Daniel Stenberg wrote:
> Since libcurl may download an infintely large amount of data, just pointing
> out a single buffer is not enough. It would have to be the first in a series
> of buffers. The question is then how libcurl spends the buffer(s) and how
> you give it new/more buffers to fill.

Commenting from the sidelines... (I'm not very active currently.)

Seems to me that one way to go about more flexible buffering would be to
make new versions of the read and write callback routines. If they were
passed a struct containing at least the buffer address and count, then the
callback could manipulate the buffers as desired for the next operation.
For example:

An application allocates a buffer big enough to hold the whole object being
retrieved.

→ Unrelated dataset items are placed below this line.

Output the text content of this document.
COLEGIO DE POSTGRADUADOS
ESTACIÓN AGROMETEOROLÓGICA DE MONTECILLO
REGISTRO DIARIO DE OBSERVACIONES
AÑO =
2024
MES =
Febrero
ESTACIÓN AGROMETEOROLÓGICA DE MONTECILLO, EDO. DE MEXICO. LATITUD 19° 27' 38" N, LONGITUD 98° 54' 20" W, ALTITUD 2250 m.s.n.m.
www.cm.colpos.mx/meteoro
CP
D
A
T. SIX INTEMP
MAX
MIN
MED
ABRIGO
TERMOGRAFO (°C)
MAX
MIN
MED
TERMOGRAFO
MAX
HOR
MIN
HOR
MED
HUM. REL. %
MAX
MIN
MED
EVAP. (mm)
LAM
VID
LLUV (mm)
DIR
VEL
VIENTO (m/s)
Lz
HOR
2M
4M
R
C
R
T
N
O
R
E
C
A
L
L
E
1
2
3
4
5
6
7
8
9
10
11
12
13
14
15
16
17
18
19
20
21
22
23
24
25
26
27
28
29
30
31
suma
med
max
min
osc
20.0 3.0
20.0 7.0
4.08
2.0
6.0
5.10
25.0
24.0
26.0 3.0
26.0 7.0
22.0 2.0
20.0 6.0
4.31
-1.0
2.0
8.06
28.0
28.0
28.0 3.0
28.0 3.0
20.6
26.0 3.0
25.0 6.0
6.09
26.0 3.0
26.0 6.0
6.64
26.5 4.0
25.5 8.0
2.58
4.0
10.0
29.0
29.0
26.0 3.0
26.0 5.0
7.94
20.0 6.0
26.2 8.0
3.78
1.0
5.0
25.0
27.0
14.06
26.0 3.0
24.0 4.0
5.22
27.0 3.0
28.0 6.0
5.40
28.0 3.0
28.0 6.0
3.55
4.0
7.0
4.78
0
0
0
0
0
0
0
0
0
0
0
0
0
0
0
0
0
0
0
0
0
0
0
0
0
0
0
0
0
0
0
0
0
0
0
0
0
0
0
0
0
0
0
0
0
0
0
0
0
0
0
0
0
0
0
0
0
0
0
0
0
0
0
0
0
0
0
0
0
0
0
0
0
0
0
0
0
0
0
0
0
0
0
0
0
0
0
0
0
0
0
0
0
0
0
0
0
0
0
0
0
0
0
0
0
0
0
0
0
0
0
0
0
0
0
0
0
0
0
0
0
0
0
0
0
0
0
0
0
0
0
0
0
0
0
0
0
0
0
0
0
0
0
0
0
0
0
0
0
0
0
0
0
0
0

As libcurl delivers each chunk of data, the callback simply
advances the pointer and decreases the available count.

An application which is processing line oriented data processes what lines
it can in the buffer. It deals with a line spanning into the next buffer by
moving the partial line to the top of the buffer and adjusting pointer and
count to continue receiving.

A sending application memory maps the file, adjusting pointer and count in
read callbacks as curl sends the data.

An application sets up an array of buffers. As libcurl delivers data via
the write callback, it queues up the freshly received buffer for its
processing and gives libcurl the next buffer.

There is the issue of setting up the initial buffer. It is conceivable
that buffers could be managed entirely from within the callbacks without
needing special calls to setup. A callback with address, count NULL, 0
would mean 'gimme buffer' while a call with address, count of NULL, -1 could
mean 'done with buffers'. The sticky case would be where the callback
doesn't have the next buffer. It would have to do something akin to a pause
and then at some later time have a way of giving a new buffer to libcurl so
it can continue the transaction. Guess there is need for a set buffer

Having callbacks with a struct as an argument would mean that additional
information can be passed back and forth at callback time. For example, a
single io_callback() might have an op field that means something like:

0 - read callback
1 - write callback (header if separate handling requested)
2 - write callback (data)
3 - need a buffer
4 - done with buffers
5 - other good stuff??

Or there could be a header/data flag in the struct.

If there are operations which are sensible to have occur at callback time,
perhaps the easy & multi handles could be included in the struct.